Avoiding Extremes

[File photo by Jerry Newcombe, in New Orleans at the Ursuline Convent, highlighting a pro-religious freedom letter that our third president wrote to that group of nuns, assuring them of continued religious freedom]

In our book, Doubting Thomas, we show a nuanced picture of the faith of Thomas Jefferson. We disagree with the extreme, represented by the likes of Christopher Hitchens, to identify Jefferson as an atheist who wanted state-sanctioned atheism. But we would also disagree with the idea that he was a complete orthodox Christian. By his own admission, at least later in life, Jefferson believed that the original Christian faith, as given by Jesus, had been corrupted. But he would see the Apostle Paul as one of the big corrupters. How can any true Christian agree with that?

One of the questions we need to ask ourselves is: What kind of public policies did Jefferson advocate when it comes to religion? His private doubts are one thing.
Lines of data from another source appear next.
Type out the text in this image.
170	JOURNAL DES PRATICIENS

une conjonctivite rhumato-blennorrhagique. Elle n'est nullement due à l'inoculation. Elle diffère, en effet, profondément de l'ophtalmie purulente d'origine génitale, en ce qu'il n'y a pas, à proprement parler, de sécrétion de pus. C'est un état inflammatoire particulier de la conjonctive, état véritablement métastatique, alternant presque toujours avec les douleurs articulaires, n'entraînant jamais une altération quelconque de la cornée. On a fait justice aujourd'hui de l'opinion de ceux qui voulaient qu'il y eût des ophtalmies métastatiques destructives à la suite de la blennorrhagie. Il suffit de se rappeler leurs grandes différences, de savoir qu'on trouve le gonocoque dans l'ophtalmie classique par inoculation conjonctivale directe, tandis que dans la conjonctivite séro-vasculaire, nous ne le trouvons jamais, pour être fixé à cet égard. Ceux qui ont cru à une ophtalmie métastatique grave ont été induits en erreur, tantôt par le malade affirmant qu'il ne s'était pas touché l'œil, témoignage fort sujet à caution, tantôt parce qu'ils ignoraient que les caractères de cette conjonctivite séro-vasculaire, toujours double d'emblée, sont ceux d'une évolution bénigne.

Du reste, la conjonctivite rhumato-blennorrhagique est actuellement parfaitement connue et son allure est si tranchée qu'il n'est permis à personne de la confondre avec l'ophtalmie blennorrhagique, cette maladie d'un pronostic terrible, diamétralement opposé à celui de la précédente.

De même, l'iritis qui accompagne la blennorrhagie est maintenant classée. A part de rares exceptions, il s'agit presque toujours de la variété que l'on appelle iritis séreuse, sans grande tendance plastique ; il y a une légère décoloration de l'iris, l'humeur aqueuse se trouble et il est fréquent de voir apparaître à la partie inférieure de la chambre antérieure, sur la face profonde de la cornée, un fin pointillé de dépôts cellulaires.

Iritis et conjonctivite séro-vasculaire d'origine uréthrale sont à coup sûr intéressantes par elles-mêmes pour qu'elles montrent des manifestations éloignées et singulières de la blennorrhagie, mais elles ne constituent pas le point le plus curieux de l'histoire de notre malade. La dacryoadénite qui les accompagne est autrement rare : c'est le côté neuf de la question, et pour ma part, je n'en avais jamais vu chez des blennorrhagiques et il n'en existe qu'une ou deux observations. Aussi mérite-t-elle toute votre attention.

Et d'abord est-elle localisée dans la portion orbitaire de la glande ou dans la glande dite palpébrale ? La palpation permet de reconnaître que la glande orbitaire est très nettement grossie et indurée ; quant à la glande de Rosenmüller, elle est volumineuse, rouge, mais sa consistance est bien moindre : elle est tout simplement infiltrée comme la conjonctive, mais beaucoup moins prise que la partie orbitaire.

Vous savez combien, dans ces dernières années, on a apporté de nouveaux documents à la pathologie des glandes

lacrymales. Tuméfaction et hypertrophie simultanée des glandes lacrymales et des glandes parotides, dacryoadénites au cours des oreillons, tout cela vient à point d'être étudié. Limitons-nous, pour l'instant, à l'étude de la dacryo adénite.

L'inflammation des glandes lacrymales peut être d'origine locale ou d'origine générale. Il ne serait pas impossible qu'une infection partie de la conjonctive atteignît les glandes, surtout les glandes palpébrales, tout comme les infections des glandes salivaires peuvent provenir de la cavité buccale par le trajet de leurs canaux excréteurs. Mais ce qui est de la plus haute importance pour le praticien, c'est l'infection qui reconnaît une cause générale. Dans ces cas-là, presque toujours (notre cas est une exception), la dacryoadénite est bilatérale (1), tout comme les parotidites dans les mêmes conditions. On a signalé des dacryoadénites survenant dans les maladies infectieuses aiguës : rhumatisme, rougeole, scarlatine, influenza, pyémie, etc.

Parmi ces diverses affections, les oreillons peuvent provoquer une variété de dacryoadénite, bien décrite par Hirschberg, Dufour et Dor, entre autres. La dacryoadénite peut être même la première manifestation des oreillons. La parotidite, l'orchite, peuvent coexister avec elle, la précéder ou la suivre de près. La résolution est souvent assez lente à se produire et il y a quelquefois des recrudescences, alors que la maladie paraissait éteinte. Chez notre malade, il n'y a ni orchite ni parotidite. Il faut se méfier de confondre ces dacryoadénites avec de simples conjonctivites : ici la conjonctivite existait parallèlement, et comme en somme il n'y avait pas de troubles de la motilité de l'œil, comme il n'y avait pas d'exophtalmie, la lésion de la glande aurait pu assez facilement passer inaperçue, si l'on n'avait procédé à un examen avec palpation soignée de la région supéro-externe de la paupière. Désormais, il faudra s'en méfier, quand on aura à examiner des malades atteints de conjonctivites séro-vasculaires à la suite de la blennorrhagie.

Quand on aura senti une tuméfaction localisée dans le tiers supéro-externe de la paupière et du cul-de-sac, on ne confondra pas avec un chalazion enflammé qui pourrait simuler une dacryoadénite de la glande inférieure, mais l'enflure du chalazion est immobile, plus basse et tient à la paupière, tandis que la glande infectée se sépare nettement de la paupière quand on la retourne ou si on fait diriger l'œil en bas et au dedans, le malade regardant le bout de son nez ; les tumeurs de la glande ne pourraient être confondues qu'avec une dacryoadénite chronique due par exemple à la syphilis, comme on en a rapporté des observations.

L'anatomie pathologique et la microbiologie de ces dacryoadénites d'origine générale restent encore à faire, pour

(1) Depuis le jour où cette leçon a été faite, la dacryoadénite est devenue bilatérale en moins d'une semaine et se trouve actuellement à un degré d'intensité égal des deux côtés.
His public policies are something else.

From his public policies, we see he believed in:

*God-given rights, which are not negotiable

*religious freedom to be right (or wrong)—it’s not up to the state to decide

*no establishment on one particular religion (or Christian sect) over any other

*freedom for Christian expression in the public arena, in ways that didn’t cross the line into “establishing religion.” The state church was “by law established.” To the founders, establishing religion meant creating a state-religion. The founders themselves often mentioned God or the Bible in state functions and assemblies. That did not mean they were establishing Christianity as the state religion. Essentially, their goal in the establishment clause of the first amendment (“Congress shall make no law respecting an establishment of religion…”) was to avoid any one denomination lording it over the others.

Today, we are systematically having our religious freedom stripped away. Much of this is essentially happening in Thomas Jefferson’s name.